I like to shop. For groceries, for clothes, for just about everything. In fact, I've coined the term "coveting" as in, I will covet the things I want but not actually buy them. Let's use it in a sentence, shall we? This weekend, I went and coveted the new spring fashions at the mall. Covet. Wow. I feel like a terrible person for even admitting this. Coveting is one of the big ten (as in commandments) and though I am by no means a "churchy" person, I think the ten commandments are pretty good guide when it comes to good and ethical behavior. Commandment number ten states:
You shall not covet your neighbor's house; you shall not covet your neighbor's wife, nor his male servant, nor his female servant, nor his ox, nor his donkey, nor anything that is your neighbor's.
Though I've never hungered for my neighbor's livestock, I've certainly found myself lusting over a friend's pretty new handbag, or wishing it was my roof that was adorned with shining new solar panels. That's kind of the same thing, isn't it? It is a daily struggle for me to just be happy with what we've got. And what we've got is good. Great. Fantastic. More than I could hope for and more than I deserve. So why, oh why, do I still feel like I need more stuff?

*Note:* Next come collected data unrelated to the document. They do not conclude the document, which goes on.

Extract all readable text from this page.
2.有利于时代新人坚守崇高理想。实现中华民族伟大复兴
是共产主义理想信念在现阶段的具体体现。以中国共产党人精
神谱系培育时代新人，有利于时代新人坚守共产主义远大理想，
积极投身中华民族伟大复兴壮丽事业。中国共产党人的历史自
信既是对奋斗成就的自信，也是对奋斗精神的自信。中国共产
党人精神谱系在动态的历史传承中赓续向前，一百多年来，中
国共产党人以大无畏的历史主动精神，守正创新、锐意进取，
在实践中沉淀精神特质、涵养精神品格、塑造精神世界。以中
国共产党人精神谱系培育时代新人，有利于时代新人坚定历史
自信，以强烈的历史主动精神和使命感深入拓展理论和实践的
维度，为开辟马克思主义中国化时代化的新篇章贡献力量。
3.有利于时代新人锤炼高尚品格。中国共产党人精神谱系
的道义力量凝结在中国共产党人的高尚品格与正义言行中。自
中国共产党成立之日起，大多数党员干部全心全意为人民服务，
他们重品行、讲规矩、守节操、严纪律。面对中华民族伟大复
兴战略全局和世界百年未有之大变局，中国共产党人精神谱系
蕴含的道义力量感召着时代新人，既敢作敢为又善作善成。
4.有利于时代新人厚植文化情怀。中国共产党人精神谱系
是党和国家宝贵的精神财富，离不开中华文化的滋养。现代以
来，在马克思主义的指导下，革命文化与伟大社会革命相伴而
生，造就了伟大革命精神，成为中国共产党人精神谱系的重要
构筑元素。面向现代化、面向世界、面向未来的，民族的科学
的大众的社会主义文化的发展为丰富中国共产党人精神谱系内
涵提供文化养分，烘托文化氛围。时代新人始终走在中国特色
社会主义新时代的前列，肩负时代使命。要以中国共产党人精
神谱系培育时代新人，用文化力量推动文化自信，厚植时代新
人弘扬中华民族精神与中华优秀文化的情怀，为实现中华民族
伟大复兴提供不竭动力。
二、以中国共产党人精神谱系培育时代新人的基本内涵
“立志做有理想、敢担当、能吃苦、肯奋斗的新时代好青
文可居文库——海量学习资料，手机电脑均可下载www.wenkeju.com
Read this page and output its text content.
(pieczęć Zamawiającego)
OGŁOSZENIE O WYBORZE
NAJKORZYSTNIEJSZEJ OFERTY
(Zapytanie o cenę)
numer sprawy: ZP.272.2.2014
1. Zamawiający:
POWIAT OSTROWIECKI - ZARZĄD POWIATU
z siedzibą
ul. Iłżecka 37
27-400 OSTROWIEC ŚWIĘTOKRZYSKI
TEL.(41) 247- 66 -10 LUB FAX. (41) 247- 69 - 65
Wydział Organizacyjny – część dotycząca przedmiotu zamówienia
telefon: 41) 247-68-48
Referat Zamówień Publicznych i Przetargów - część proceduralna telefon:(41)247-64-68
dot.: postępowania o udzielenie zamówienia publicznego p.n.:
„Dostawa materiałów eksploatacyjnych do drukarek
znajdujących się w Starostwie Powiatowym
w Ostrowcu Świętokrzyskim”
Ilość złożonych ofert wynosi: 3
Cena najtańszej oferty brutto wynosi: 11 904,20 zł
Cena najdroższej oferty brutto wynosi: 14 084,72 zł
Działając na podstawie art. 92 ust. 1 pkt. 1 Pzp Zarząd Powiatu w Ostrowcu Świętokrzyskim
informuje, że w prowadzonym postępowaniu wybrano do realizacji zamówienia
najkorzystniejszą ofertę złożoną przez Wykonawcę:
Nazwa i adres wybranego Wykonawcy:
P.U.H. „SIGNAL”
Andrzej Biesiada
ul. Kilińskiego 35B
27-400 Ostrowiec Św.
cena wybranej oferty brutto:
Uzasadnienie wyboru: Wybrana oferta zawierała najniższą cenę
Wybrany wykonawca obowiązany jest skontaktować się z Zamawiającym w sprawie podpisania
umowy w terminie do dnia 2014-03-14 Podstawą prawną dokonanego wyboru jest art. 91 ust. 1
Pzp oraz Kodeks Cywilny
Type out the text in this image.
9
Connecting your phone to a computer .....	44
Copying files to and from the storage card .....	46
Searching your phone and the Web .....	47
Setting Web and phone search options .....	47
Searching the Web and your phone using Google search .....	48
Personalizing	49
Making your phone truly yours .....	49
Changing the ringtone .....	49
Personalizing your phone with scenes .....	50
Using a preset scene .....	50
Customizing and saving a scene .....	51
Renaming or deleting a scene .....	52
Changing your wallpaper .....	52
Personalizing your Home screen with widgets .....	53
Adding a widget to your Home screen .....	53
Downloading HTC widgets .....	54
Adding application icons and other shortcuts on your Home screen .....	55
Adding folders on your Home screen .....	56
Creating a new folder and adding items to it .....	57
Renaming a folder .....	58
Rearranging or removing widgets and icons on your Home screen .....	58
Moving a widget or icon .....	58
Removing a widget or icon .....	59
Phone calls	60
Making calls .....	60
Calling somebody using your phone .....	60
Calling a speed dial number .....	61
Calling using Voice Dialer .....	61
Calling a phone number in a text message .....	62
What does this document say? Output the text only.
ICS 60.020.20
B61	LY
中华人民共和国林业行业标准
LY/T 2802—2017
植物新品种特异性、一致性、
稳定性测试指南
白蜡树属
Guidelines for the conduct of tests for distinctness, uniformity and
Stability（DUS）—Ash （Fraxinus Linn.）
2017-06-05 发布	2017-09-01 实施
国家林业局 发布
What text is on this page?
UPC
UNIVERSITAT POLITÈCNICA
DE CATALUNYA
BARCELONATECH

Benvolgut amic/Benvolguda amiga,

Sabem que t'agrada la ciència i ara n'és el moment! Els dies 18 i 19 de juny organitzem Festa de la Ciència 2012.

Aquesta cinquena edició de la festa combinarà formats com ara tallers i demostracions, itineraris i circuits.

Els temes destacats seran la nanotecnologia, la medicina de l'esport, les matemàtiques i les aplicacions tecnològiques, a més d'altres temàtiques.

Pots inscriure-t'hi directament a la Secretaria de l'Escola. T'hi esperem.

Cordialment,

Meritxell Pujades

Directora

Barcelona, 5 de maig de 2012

I could easily blame it someone else. According to Consumer Reports, the average American is exposed to 247 commercial messages every day. Of course, if you don’t watch TV, you’ll cut a lot of those ads out, but even then there are still ads flying at you from every which way. And what are all these ads telling us? That we will not be happy, healthy, wealthy, wise, popular, or anything else–unless we buy these products. So what do we do? We buy. And buy. And buy. And buy. And every time we buy, we create waste, consume energy, and in the long run make ourselves less happy than when we started.
I've done what I can do. I don't go "coveting" anymore. Let's face it. I can't go into a store and just look. I can't. I know that now. And I try to shop with lists as I find this really helps me stay on track and keeps "extras" out of my basket. But every now and then, something bright and shiny grabs my attention and it gets brought home where I glare at it, knowing the money I spent on it would have been better spent somewhere else.
So how do I avoid bringing it home in the first place? I found this handy list of questions on the Mother Nature Network that might just be the ticket. The idea is to print the questions out on a little card and stick it in your wallet so that whenever you are confronted with a purchase, you have a little something to help you really think it through. Of course you don't really have to carry it with you. You could just mentally ask these questions. But will you remember to? I won't. I need something concrete. Perhaps I'll put it on neon colored card stock so I'll be sure to notice it each and every time open my wallet.
1. Is this purchase something I need?
2. Do I already own something that will serve the same purpose?
3. Can I borrow one instead of buying new?
4. Can I make something that will serve the same purpose?
5. Can I buy a used one?6. How does this item encourage a simple lifestyle?
7. Do I really have the money for this purchase?
8. Can I buy one that was made with environmentally responsible materials?
9. Can I buy one that serves more than one purpose?
10. What is the impact on the environment of the full life cycle of it?
Less Stuff=Simple Life and Happy Planet!